Trouble understanding the algebraic manipulation here

[colerelm]

So I'm working with Differential equations but my question is more about the steps taken(I have the solution in front of me) to get to the answer. Here's a screenshot of the part of the problem I don't understand:

​< link to objectionable page removed >

After integrating the right side, how do they get "ln(C)" instead of just " + C"? After that, how do they take C and multiply it to the right side instead of just adding C?

 

[HallsofIvy]

An arbitrary constant is an arbitrary constant is an arbitrary constant! It doesn't matter what you call it. Yes, they could have written "\(\displaystyle \int 200kdt= 200kt+ C\)". But the left side is a logarithm: \(\displaystyle ln\left(\frac{P}{200- P}\right)\) so to solve for P you need to take the exponential: \(\displaystyle e^{ln\left(\frac{P}{200- P}\right)}= e^{200kt+ C}\).

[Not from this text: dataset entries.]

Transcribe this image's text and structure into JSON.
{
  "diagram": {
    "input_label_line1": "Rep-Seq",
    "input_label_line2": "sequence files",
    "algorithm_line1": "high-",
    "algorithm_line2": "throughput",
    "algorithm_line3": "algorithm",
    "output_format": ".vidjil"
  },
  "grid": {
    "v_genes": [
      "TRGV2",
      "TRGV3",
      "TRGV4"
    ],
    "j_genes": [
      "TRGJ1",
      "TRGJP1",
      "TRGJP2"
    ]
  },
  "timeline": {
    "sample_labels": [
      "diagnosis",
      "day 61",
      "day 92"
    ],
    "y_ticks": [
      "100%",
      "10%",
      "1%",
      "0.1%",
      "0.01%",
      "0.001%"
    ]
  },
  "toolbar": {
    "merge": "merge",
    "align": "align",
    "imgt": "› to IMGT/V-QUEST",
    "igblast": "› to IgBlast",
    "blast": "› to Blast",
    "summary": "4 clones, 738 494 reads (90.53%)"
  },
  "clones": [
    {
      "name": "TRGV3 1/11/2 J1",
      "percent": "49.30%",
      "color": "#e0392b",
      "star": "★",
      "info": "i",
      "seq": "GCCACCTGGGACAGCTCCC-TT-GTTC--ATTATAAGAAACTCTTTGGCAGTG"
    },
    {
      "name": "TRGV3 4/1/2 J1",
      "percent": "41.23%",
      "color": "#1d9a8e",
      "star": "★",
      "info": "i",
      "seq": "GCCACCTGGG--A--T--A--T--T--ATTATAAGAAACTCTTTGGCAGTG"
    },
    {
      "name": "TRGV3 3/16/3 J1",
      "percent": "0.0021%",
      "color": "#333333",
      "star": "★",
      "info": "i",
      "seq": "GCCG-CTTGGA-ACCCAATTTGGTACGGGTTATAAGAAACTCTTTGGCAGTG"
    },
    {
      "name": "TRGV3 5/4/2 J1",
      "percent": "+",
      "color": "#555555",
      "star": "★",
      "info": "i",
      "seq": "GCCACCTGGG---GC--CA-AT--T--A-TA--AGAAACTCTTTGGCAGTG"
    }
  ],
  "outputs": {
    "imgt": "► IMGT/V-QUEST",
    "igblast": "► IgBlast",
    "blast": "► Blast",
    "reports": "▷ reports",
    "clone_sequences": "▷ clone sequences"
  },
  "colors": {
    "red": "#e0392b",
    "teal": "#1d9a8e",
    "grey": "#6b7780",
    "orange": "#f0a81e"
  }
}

That gives, of course, \(\displaystyle \frac{P}{200- P}= e^{200kt+ C}= e^{200kt}e^C= C' e^{200kt}\) where I have defined \(\displaystyle C'= e^C\). Since C is an arbitrary constant C' is also (well, strictly speaking e to any power is positive but then we should have written absolute values on the left so the result is the same). The author was trying to avoid using both C and C' by calling the constant of integration ln(C) to begin with.